Yoga isn’t just a physical practice. Once you begin the practice, you start noticing how your life changes for the better. After yoga school, I just quit eating meat altogether. I couldn’t eat it anymore. Not to say that if you practice yoga you will go vegetarian, but your life just changes.
I had one of my students tell me that he started feeling more in tune with things and had a keener awareness. He really couldn’t describe it very well, but he wanted to know if that was normal. He was fairly new to yoga and never had this experience before. Yoga introduces people to not only the physical practice, but the spiritual and meditative side.
Shavasana, the meditation, is probably one of the most important aspects of the practice and yet we generally only set aside five minutes at the end of a session. One of my student’s jokes about coming “only for the shavasana,” but there’s definitely some truth in that. My meditation includes a lavender massage, but there’s a lot more to it. It may be the only quiet you have all day, or it may be your first quiet time ever.
How yoga helped me through cancer:
- Yoga met me at my level: It didn’t matter that I couldn’t move much or that I was bald and sick. I could practice yoga at the level I was at and nobody cared if I didn’t have any hair. The other students would hug and encourage me, and I would walk away feeling better than I did before.
- Yoga found me: I found my passion and career through yoga. I never thought that I would have the opportunity or be able to be a yoga teacher. The drive to help others through yoga helped me see that as a possibility.

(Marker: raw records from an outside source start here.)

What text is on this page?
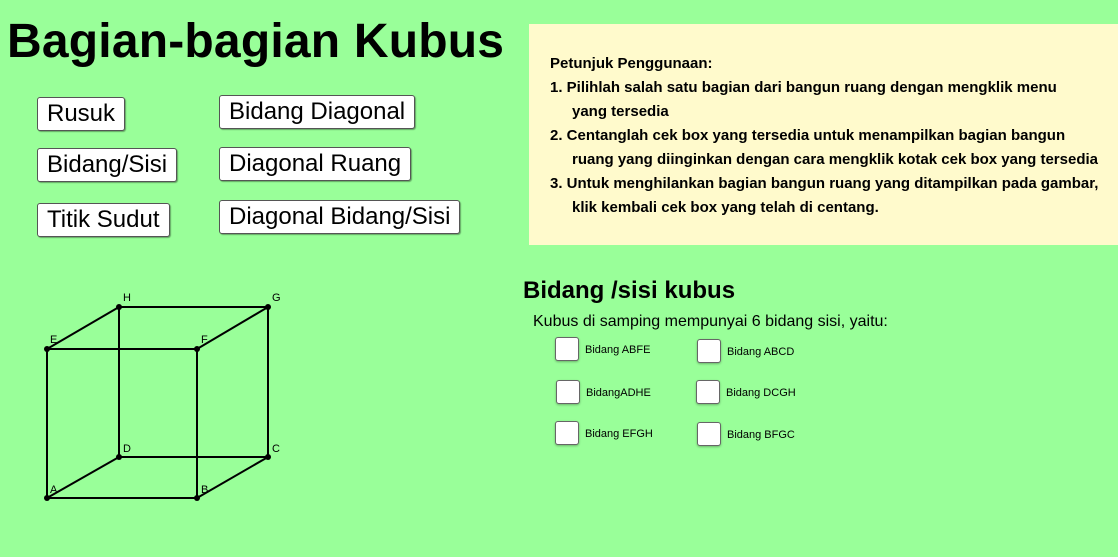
Bagian-bagian Kubus
Rusuk
Bidang/Sisi
Titik Sudut
Bidang Diagonal
Diagonal Ruang
Diagonal Bidang/Sisi
Petunjuk Penggunaan:
1. Pilihlah salah satu bagian dari bangun ruang dengan mengklik menu
yang tersedia
2. Centanglah cek box yang tersedia untuk menampilkan bagian bangun
ruang yang diinginkan dengan cara mengklik kotak cek box yang tersedia
3. Untuk menghilankan bagian bangun ruang yang ditampilkan pada gambar,
klik kembali cek box yang telah di centang.
A	B
C
D
E	F
G
H	Bidang /sisi kubus
Kubus di samping mempunyai 6 bidang sisi, yaitu:
Bidang ABFE	Bidang ABCD
BidangADHE	Bidang DCGH
Bidang EFGH	Bidang BFGC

- Yoga gave me breath: With cancer comes a lot of moments of holding your breath. You can be so full of fear and negativity that you find yourself not breathing or relaxing at all. Yoga reminded me that nothing else mattered except breath.
- Yoga moved me: Not only did I physically move my body, but my mind and soul moved to different levels. It’s an individual and spiritual experience that’s difficult to describe. Yoga makes my heart sing. It changes my life from the inside out and I do things I never thought possible.
- Yoga carried me: When I wasn’t able to walk, function, or live, yoga was my rock. I could rely on yoga every week to help me through. When my husband or family wasn’t there, yoga was, and I could take it with me.
Yoga has become one of the most important aspects of my life. When people comment on my Facebook page, it’s all yoga-related. I eat, drink, and breathe yoga. Yoga is my life and I’ve got to say it’s pretty good. I wouldn’t have it any other way. I’m a true yogi to the core.
If you’re a cancer survivor or know someone who is, try yoga. It could mean the world to you, too.